1. A method of digitally controlling a tool of a copy milling machine wherein a model is scanned by a stylus mechanically mounted in a tracer head to contact a model surface, the stylus being deflected both at right angles and tangentially to the surface of the model when the stylus contacts the model to produce scanning signals which are proportional to the deflections at right angles to the model surface and to the deflections tangential to the model surface, said signals then being transmitted to a processor which processes, amplifies and subsequently feeds the processed and amplified scanning signals to servomotors of the machine to cut and shape a workpiece in such manner as to produce a copy of the model, the method comprising the steps of positioning the stylus initially within the tracer head at a central zero position along each of three axes of coordinates, establishing a nominal deflection of the stylus with respect to its centered zero-position, the amount of deflection at right angles to the model surface being varied and adjusted by the processor depending on a stylus feed rate, and on a path of the tracer guided over the model, in such a way as to compensate for variable deflections of the cutter, as they occur in the course of the cutting process and which, without this compensation, would cause dimensional errors of the machined workpiece, and additionally repositioning the stylus to a preselected non zero position along each of the axes, the position along each of the axes being selected individually and being variable in time.

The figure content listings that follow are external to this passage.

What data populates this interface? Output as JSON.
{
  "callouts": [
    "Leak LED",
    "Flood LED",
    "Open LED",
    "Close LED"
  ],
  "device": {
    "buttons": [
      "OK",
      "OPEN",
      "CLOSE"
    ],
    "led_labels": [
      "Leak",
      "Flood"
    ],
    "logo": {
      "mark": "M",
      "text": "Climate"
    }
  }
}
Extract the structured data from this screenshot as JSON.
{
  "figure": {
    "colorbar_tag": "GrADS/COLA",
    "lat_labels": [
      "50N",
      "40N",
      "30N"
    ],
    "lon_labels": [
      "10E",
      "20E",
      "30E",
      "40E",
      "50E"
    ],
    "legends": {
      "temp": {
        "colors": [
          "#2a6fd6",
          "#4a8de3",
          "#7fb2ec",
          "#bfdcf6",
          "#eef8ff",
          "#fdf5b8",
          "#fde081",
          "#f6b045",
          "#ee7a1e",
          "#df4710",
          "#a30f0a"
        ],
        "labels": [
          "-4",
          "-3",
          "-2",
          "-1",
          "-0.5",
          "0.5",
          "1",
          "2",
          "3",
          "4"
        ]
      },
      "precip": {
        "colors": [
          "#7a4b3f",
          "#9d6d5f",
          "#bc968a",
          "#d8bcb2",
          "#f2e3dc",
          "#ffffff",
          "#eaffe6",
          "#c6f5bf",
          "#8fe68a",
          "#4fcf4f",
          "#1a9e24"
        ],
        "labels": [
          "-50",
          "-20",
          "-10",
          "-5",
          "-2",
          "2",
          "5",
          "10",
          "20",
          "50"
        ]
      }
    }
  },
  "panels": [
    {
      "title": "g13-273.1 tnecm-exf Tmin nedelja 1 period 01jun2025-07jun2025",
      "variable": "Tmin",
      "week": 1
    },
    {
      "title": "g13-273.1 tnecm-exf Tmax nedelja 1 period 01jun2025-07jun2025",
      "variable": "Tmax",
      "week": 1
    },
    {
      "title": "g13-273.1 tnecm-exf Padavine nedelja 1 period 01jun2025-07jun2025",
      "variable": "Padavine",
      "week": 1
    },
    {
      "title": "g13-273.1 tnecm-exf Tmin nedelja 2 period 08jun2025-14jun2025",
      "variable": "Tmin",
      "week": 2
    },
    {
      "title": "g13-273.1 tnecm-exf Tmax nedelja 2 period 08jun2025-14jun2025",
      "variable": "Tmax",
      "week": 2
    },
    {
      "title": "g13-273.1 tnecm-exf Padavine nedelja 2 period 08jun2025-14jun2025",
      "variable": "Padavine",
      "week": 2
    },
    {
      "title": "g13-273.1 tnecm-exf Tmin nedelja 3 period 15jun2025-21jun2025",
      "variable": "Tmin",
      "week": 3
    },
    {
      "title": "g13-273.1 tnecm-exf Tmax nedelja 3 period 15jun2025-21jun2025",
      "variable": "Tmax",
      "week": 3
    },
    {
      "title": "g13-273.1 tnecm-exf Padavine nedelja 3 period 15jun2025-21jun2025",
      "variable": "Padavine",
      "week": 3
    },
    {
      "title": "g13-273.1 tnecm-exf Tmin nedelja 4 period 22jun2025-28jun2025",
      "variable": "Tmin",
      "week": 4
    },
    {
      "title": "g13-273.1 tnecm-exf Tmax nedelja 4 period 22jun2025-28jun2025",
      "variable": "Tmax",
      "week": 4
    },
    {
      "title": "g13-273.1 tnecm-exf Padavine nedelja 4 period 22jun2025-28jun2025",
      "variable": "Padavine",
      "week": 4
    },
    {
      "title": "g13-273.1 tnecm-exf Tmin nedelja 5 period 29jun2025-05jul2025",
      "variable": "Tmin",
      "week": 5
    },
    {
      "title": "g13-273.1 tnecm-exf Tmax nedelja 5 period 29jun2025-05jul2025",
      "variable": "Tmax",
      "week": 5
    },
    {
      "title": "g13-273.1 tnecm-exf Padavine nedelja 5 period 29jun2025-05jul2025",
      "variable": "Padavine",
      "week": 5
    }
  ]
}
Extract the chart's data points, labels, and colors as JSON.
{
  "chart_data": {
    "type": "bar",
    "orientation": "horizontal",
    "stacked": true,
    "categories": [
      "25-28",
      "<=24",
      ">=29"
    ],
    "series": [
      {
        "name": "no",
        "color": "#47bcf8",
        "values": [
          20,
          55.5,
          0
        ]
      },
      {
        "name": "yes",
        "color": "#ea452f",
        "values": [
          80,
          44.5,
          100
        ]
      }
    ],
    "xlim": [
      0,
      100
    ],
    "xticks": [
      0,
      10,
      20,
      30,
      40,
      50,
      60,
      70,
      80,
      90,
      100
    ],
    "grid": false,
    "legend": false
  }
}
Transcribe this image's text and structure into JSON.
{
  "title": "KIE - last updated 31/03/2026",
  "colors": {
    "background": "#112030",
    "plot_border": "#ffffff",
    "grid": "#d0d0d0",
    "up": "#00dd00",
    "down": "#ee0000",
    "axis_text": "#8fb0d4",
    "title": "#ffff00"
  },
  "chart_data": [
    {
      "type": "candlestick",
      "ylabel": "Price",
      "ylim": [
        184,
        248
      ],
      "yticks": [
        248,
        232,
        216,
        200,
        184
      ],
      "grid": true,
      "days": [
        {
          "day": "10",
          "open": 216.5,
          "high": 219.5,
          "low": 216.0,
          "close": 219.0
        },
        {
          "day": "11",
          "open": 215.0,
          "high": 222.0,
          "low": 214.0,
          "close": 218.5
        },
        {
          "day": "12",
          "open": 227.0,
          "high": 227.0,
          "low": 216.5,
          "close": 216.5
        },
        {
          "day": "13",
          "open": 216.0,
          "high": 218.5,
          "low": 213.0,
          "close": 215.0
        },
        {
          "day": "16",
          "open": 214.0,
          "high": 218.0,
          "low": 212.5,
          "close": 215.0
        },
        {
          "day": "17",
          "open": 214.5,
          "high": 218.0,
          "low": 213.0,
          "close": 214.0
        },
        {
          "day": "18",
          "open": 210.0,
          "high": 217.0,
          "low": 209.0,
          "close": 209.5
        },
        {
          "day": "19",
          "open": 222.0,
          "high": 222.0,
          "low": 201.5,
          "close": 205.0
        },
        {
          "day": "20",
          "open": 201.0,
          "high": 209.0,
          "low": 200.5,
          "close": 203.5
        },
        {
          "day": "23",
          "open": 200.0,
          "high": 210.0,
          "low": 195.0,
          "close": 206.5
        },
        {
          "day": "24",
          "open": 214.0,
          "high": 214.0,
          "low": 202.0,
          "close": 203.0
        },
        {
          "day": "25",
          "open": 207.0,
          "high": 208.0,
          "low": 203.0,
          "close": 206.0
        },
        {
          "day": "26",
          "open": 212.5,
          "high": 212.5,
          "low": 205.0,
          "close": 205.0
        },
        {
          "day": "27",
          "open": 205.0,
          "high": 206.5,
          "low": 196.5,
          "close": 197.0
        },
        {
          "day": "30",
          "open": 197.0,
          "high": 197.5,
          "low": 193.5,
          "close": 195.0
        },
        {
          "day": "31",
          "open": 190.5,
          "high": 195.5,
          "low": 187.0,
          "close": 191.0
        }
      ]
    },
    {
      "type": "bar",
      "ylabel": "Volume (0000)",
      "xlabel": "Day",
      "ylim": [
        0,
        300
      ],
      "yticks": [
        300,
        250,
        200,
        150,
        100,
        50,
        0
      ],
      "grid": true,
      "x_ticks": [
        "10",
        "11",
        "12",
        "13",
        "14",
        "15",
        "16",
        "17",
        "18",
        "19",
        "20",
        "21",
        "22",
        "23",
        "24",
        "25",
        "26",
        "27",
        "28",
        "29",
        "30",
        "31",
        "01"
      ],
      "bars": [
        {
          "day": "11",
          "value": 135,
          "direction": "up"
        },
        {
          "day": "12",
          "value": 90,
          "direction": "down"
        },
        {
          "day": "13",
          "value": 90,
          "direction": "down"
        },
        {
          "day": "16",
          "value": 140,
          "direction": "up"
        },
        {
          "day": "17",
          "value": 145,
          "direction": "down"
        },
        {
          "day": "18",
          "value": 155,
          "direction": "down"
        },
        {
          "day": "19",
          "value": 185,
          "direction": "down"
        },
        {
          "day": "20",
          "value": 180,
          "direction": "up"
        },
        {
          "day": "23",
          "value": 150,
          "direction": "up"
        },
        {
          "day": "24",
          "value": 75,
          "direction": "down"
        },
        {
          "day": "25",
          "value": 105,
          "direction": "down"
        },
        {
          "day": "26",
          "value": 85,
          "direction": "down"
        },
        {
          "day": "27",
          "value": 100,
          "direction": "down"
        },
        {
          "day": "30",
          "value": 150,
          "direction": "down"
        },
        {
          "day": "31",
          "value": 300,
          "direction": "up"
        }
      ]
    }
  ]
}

2. The method of claim 1, wherein the repositioning step is used to set the amount of deflection of the stylus along perpendicular and tangential directions with respect to the model surface.

3. The method of claim 1, wherein the nominal deflection value of the stylus perpendicular to the model surface can be preselected, the value for the radial deflection of the stylus and for its axial deflection being independent from each other.

4. The method of claim 3, wherein the cutter path is broken up into individual sections, each section lying in a plane that is parallel to the cutter axis, the sections being arranged such as to form an uninterrupted sequence and to allow the cutter to interact with the workpiece in the same manner in all places.

5. A tracer head for a copy milling machine comprising:

a bearing body;

a stylus secured within the body; and

first, second and third contact pressure adjusting means acting on said body, each of said means exerting an individually preset pressure along a different corresponding one of the three mutually orthogonal x, y and z axes, wherein each of the pressure adjusting means includes a frame with two legs connected by a web and two oppositely acting springs being supported on the legs, each means also including rocking levers supporting the body and pressed upon the springs, one of said levers providing displaceable support.

6. The tracer head of claim 5, wherein one of the springs has means for manually adjusting the bias thereof.